As always, Duke (1-0) offers a stiff test.

The Blue Devils have experience mixed with young talent, led by freshmen Jalen Johnson and DJ Steward. Johnson, a forward, had 19 points and 19 rebounds in Duke’s first game while Steward, a guard, had 24 points and nine rebounds.

“They’ve got some guys on that team that have hurt us in the past,” Izzo said. “But I think matchup-wise, maybe we have a few more bigs and they have a couple of more guards. They can go with three small guards at times, but I think we're athletic enough to deal with that. And so I think it's going to be a hell of a matchup and maybe one of the better games on paper.”

These games usually are. Rarely does a Duke-Michigan State game result in a blowout, even if the Blue Devils and coach Mike Krzyzewski have gotten the best of the Spartans. Izzo is 2-12 all-time against Duke with both wins coming in the NCAA Tournament, the last one coming in 2019 when Michigan State beat Duke to get to the Final Four.

Of course, in the rematch last season in the ACC/Big Ten Challenge, the Blue Devils dominated at the Breslin Center. It’s that game Izzo wants his players to remember.

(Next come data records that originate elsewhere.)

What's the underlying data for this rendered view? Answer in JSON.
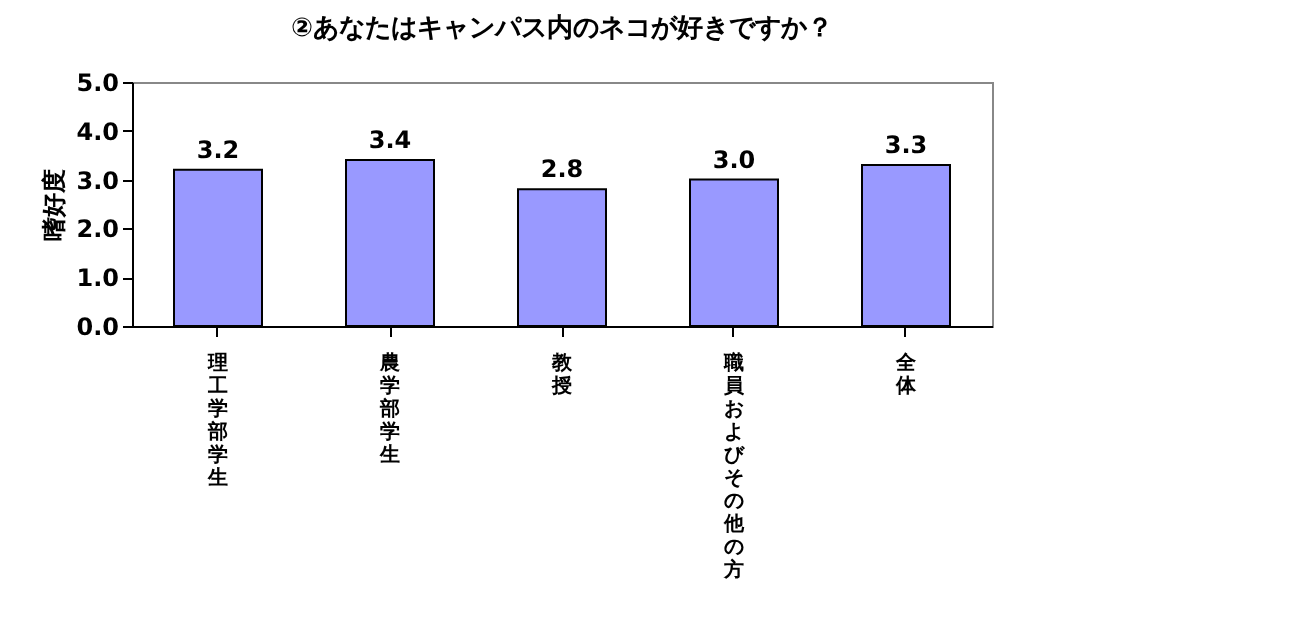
{
  "chart_data": {
    "type": "bar",
    "title": "②あなたはキャンパス内のネコが好きですか？",
    "ylabel": "嗜好度",
    "categories": [
      "理工学部学生",
      "農学部学生",
      "教授",
      "職員およびその他の方",
      "全体"
    ],
    "values": [
      3.2,
      3.4,
      2.8,
      3.0,
      3.3
    ],
    "color": "#9999ff",
    "ylim": [
      0,
      5
    ],
    "yticks": [
      {
        "value": 0,
        "label": "0.0"
      },
      {
        "value": 1,
        "label": "1.0"
      },
      {
        "value": 2,
        "label": "2.0"
      },
      {
        "value": 3,
        "label": "3.0"
      },
      {
        "value": 4,
        "label": "4.0"
      },
      {
        "value": 5,
        "label": "5.0"
      }
    ],
    "value_labels": [
      "3.2",
      "3.4",
      "2.8",
      "3.0",
      "3.3"
    ],
    "grid": false
  }
}
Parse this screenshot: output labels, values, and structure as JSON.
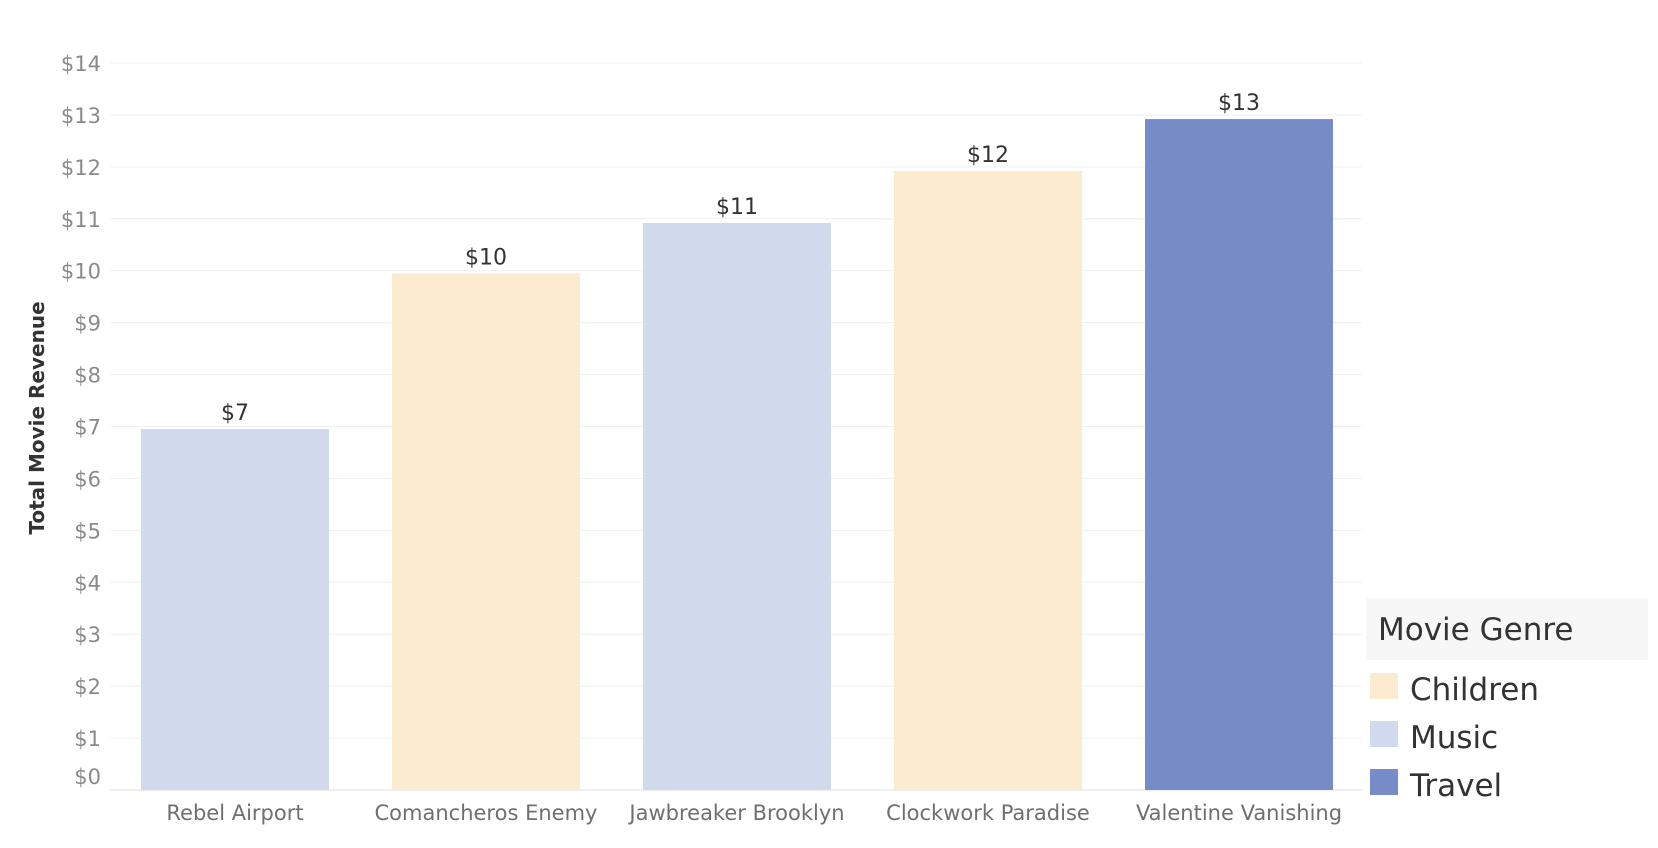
{
  "chart_data": {
    "type": "bar",
    "categories": [
      "Rebel Airport",
      "Comancheros Enemy",
      "Jawbreaker Brooklyn",
      "Clockwork Paradise",
      "Valentine Vanishing"
    ],
    "values": [
      7,
      10,
      11,
      12,
      13
    ],
    "plotted_values": [
      6.95,
      9.95,
      10.92,
      11.92,
      12.92
    ],
    "data_labels": [
      "$7",
      "$10",
      "$11",
      "$12",
      "$13"
    ],
    "genres": [
      "Music",
      "Children",
      "Music",
      "Children",
      "Travel"
    ],
    "ylabel": "Total Movie Revenue",
    "ylim": [
      0,
      14
    ],
    "y_ticks": [
      0,
      1,
      2,
      3,
      4,
      5,
      6,
      7,
      8,
      9,
      10,
      11,
      12,
      13,
      14
    ],
    "y_tick_labels": [
      "$0",
      "$1",
      "$2",
      "$3",
      "$4",
      "$5",
      "$6",
      "$7",
      "$8",
      "$9",
      "$10",
      "$11",
      "$12",
      "$13",
      "$14"
    ],
    "grid": true,
    "legend": {
      "title": "Movie Genre",
      "placement": "bottom-right",
      "items": [
        {
          "label": "Children",
          "color": "#fbecd0"
        },
        {
          "label": "Music",
          "color": "#d1d9ed"
        },
        {
          "label": "Travel",
          "color": "#778bc6"
        }
      ]
    }
  }
}
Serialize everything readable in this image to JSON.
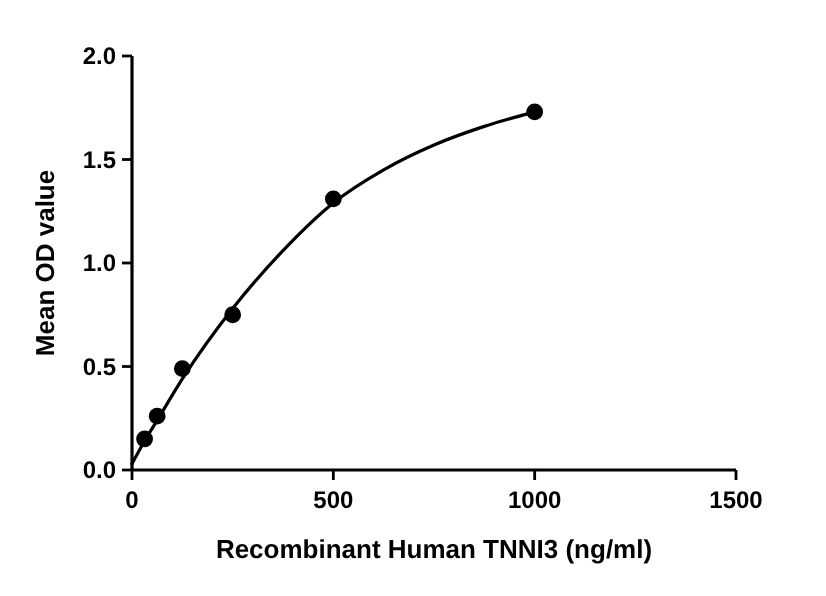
{
  "chart_data": {
    "type": "scatter",
    "xlabel": "Recombinant Human TNNI3 (ng/ml)",
    "ylabel": "Mean OD value",
    "xlim": [
      0,
      1500
    ],
    "xticks": [
      0,
      500,
      1000,
      1500
    ],
    "ylim": [
      0,
      2.0
    ],
    "yticks": [
      {
        "value": 0,
        "label": "0.0"
      },
      {
        "value": 0.5,
        "label": "0.5"
      },
      {
        "value": 1,
        "label": "1.0"
      },
      {
        "value": 1.5,
        "label": "1.5"
      },
      {
        "value": 2,
        "label": "2.0"
      }
    ],
    "grid": false,
    "marker": "circle",
    "series": [
      {
        "color": "#000000",
        "x": [
          31.25,
          62.5,
          125,
          250,
          500,
          1000
        ],
        "values": [
          0.15,
          0.26,
          0.49,
          0.75,
          1.31,
          1.73
        ]
      },
      {
        "type": "line",
        "color": "#000000",
        "marker": "none",
        "line_style": "solid",
        "x": [
          0,
          31.25,
          62.5,
          125,
          250,
          375,
          500,
          625,
          750,
          875,
          1000
        ],
        "values": [
          0.03,
          0.14,
          0.24,
          0.44,
          0.78,
          1.06,
          1.29,
          1.45,
          1.57,
          1.66,
          1.73
        ]
      }
    ]
  }
}
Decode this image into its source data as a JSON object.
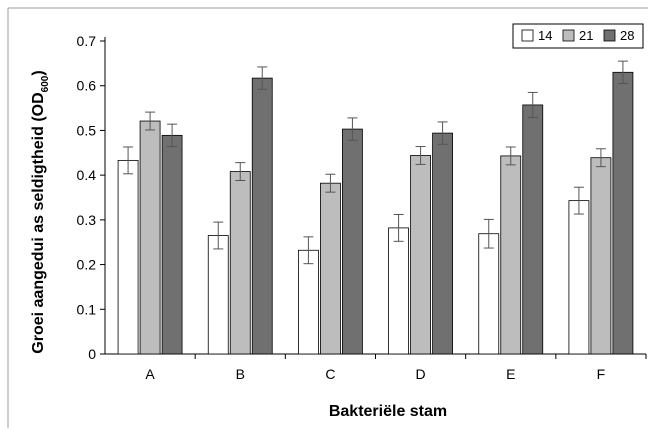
{
  "chart_data": {
    "type": "bar",
    "title": "",
    "xlabel": "Bakteriële stam",
    "ylabel": "Groei aangedui as seldigtheid (OD",
    "ylabel_sub": "600",
    "ylabel_end": ")",
    "categories": [
      "A",
      "B",
      "C",
      "D",
      "E",
      "F"
    ],
    "ylim": [
      0,
      0.7
    ],
    "yticks": [
      "0",
      "0.1",
      "0.2",
      "0.3",
      "0.4",
      "0.5",
      "0.6",
      "0.7"
    ],
    "grid": false,
    "legend_position": "top-right",
    "series": [
      {
        "name": "14",
        "color": "#ffffff",
        "values": [
          0.433,
          0.265,
          0.232,
          0.282,
          0.269,
          0.343
        ],
        "errors": [
          0.03,
          0.03,
          0.03,
          0.03,
          0.032,
          0.03
        ]
      },
      {
        "name": "21",
        "color": "#bdbdbd",
        "values": [
          0.521,
          0.408,
          0.382,
          0.444,
          0.443,
          0.439
        ],
        "errors": [
          0.02,
          0.02,
          0.02,
          0.02,
          0.02,
          0.02
        ]
      },
      {
        "name": "28",
        "color": "#707070",
        "values": [
          0.489,
          0.617,
          0.503,
          0.494,
          0.557,
          0.63
        ],
        "errors": [
          0.025,
          0.025,
          0.025,
          0.025,
          0.028,
          0.025
        ]
      }
    ]
  }
}
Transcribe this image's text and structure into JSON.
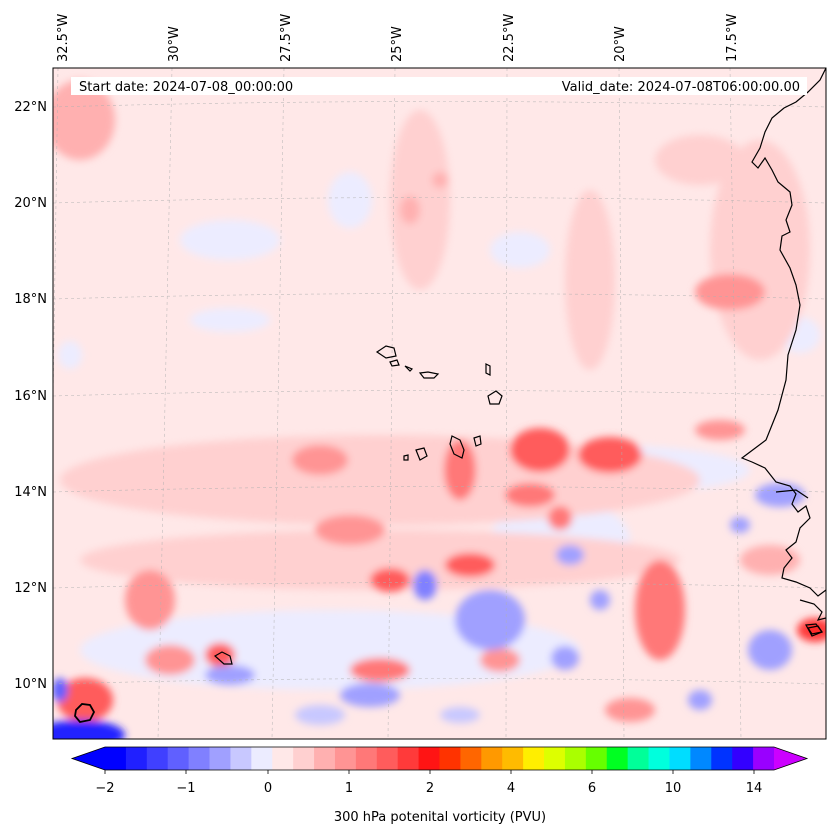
{
  "map": {
    "start_label": "Start date: 2024-07-08_00:00:00",
    "valid_label": "Valid_date: 2024-07-08T06:00:00.00",
    "lon_labels": [
      "32.5°W",
      "30°W",
      "27.5°W",
      "25°W",
      "22.5°W",
      "20°W",
      "17.5°W"
    ],
    "lat_labels": [
      "22°N",
      "20°N",
      "18°N",
      "16°N",
      "14°N",
      "12°N",
      "10°N"
    ],
    "gridlines": "dashed",
    "projection": "lambert-conformal"
  },
  "colorbar": {
    "label": "300 hPa potenital vorticity (PVU)",
    "tick_labels": [
      "−2",
      "−1",
      "0",
      "1",
      "2",
      "4",
      "6",
      "10",
      "14"
    ],
    "extend": "both",
    "colors": [
      "#0000ff",
      "#2020ff",
      "#4040ff",
      "#6060ff",
      "#8080ff",
      "#a0a0ff",
      "#c8c8ff",
      "#ececff",
      "#ffe8e8",
      "#ffd0d0",
      "#ffb0b0",
      "#ff9494",
      "#ff7878",
      "#ff5c5c",
      "#ff3a3a",
      "#ff1414",
      "#ff3300",
      "#ff6600",
      "#ff9900",
      "#ffbb00",
      "#ffee00",
      "#ddff00",
      "#aaff00",
      "#66ff00",
      "#00ff22",
      "#00ff99",
      "#00ffdd",
      "#00ddff",
      "#0088ff",
      "#0033ff",
      "#3300ff",
      "#9900ff"
    ],
    "under_color": "#0000ff",
    "over_color": "#cc00ff"
  }
}
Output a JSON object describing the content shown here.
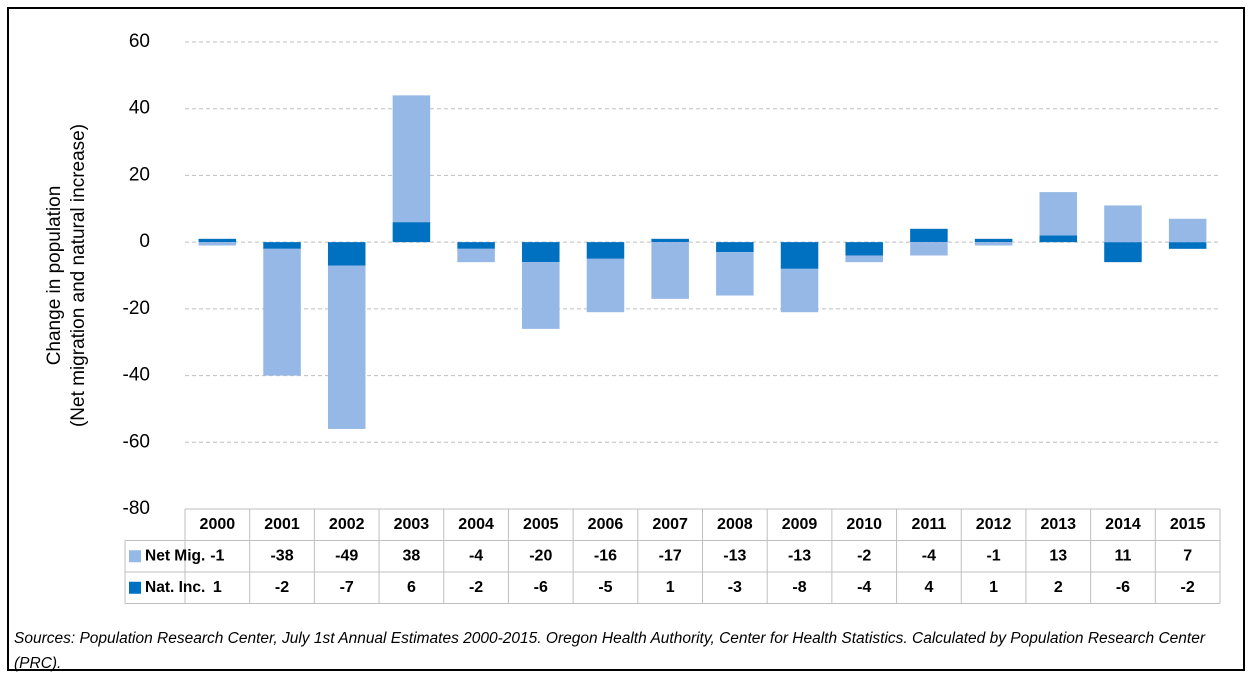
{
  "chart_data": {
    "type": "bar",
    "stacked": true,
    "y_label": [
      "Change in population",
      "(Net migration and natural increase)"
    ],
    "categories": [
      "2000",
      "2001",
      "2002",
      "2003",
      "2004",
      "2005",
      "2006",
      "2007",
      "2008",
      "2009",
      "2010",
      "2011",
      "2012",
      "2013",
      "2014",
      "2015"
    ],
    "series": [
      {
        "name": "Net Mig.",
        "color": "#95b8e6",
        "values": [
          -1,
          -38,
          -49,
          38,
          -4,
          -20,
          -16,
          -17,
          -13,
          -13,
          -2,
          -4,
          -1,
          13,
          11,
          7
        ]
      },
      {
        "name": "Nat. Inc.",
        "color": "#0070c0",
        "values": [
          1,
          -2,
          -7,
          6,
          -2,
          -6,
          -5,
          1,
          -3,
          -8,
          -4,
          4,
          1,
          2,
          -6,
          -2
        ]
      }
    ],
    "ylim": [
      -80,
      60
    ],
    "yticks": [
      -80,
      -60,
      -40,
      -20,
      0,
      20,
      40,
      60
    ],
    "grid": true,
    "source": "Sources: Population Research Center, July 1st Annual Estimates 2000-2015. Oregon Health Authority, Center for Health Statistics. Calculated by Population Research Center (PRC)."
  }
}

“I told them to worry about what happened last year,” Izzo said. “We got punched in the mouth last year. It's kind of our turn to repay the favor, and if you're a good team and a program is good as ours now, you shouldn't get caught up in the aura of Duke. You should respect them like you do Kansas and Kentucky and (North) Carolina and teams like that, but you shouldn't get caught up in it. I hope that I do a better job of that and I hope they do a better job.”

No. 8 Michigan State at No. 6 Duke

Tip-off: 7:30 p.m. Tuesday, Cameron Indoor Stadium, Durham, North Carolina

TV/radio: ESPN/WJR 760

Records: Michigan State 2-0, Duke 1-0

Outlook: Duke and Michigan State are meeting for the fifth consecutive season with the Blue Devils winning three of those four contests. One game was part of the Champions Classic, while two came as part of the ACC/Big Ten Challenge. The other was in the NCAA Tournament. … This is the 50th top-10 matchup in Cameron Indoor Stadium history. … The last 10 games in the series have been decided by an average 8.4 points per game. … Michigan State is 3-6 in the Champions Classic while Duke is 6-3.